The novel’s first fifteen chapters relate Pi’s various transformations—the most important being Pi’s name itself. Pi Patel was born Piscine Molitor Patel, but because Piscine sounds like “pissing” and he was teased and humiliated at school, he changed his name to Pi.

 

Pi speaks at great length about the relationship between humans and animals. Pi’s father feeds a goat to a tiger to illustrate how completely wild the zoo’s animals truly are and that they are not to be thought of as pets or people. But the most dangerous animals, Pi’s father believes, are humans. The existence, morality, reality, and consequences of zoos are discussed at length. Pi’s experience informs his dual majors of religious studies and zoology.

Pi is mentored by two men with the same name: Satish Kumar. These early chapters introduce the first, a biology teacher who is an atheist and a communist. His influence on Pi is not insignificant and for Pi cements a relationship between science and faith, which are usually thought of as diametrically opposed ways of thinking and being.

Analysis

This first section introduces the theme of transformative and conflicting realities. The first hint of this theme is Pi’s choice to pursue both religious studies and zoology. Pi’s slow and lengthy explanation of these seemingly mutually exclusive interests expands into a discussion of what a person’s name means and how a person accepts his or her reality.

Pi’s birth name, Piscine Molitor Patel, is transformed into Pi Patel.

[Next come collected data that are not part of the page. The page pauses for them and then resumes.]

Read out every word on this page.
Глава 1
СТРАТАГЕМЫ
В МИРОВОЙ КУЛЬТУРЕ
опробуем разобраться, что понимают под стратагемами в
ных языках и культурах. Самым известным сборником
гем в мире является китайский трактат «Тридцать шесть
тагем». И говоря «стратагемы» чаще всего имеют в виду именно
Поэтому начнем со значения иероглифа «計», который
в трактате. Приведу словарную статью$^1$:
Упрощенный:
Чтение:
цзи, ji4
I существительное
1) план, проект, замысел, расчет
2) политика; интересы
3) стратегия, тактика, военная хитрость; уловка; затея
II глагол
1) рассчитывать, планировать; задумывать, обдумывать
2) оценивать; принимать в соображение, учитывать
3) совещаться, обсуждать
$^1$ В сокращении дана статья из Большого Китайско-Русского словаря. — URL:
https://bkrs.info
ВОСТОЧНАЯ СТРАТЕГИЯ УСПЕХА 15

Even before Pi gets his nickname, his formal name has undergone a transformation, changing from the name of a swimming pool in France to the name of a child. The pronunciation of his real name changes, too, from Piscine to “pissing,” and so it is changed again. Pi goes from class to class writing, but not saying, “My name is Piscine Molitor Patel, known to all as Pi Patel ‘π = 3.14.’” The number pi is full of contradictions and transformations. It is an irrational number; it cannot be expressed by any combination of rational numbers. The number pi is a direct metaphor for the story of Pi Patel. Pi the number is irrational; the two stories of what possibly happens to Pi the character are also irrational and conflicting.

Another transformative way of thinking occurs in chapter 8. Pi’s family owns a zoo, but instead of discussing the nature of animals with Pi and his brother, Pi’s father makes human nature the focus of their zoology conversation, thereby switching the assumed roles of humans and animals. According to Pi’s father, humans prey on all life. Pi’s father even goes so far as to hide a mirror behind a curtain with a sign that reads do you know which is the most dangerous animal in the zoo? Visitors to the zoo, assuming that an animal is behind the curtain, draw it aside to see themselves reflected in the mirror. Ultimately Pi’s father is attempting to get the zoo’s visitors—and his sons—to change their way of thinking about themselves.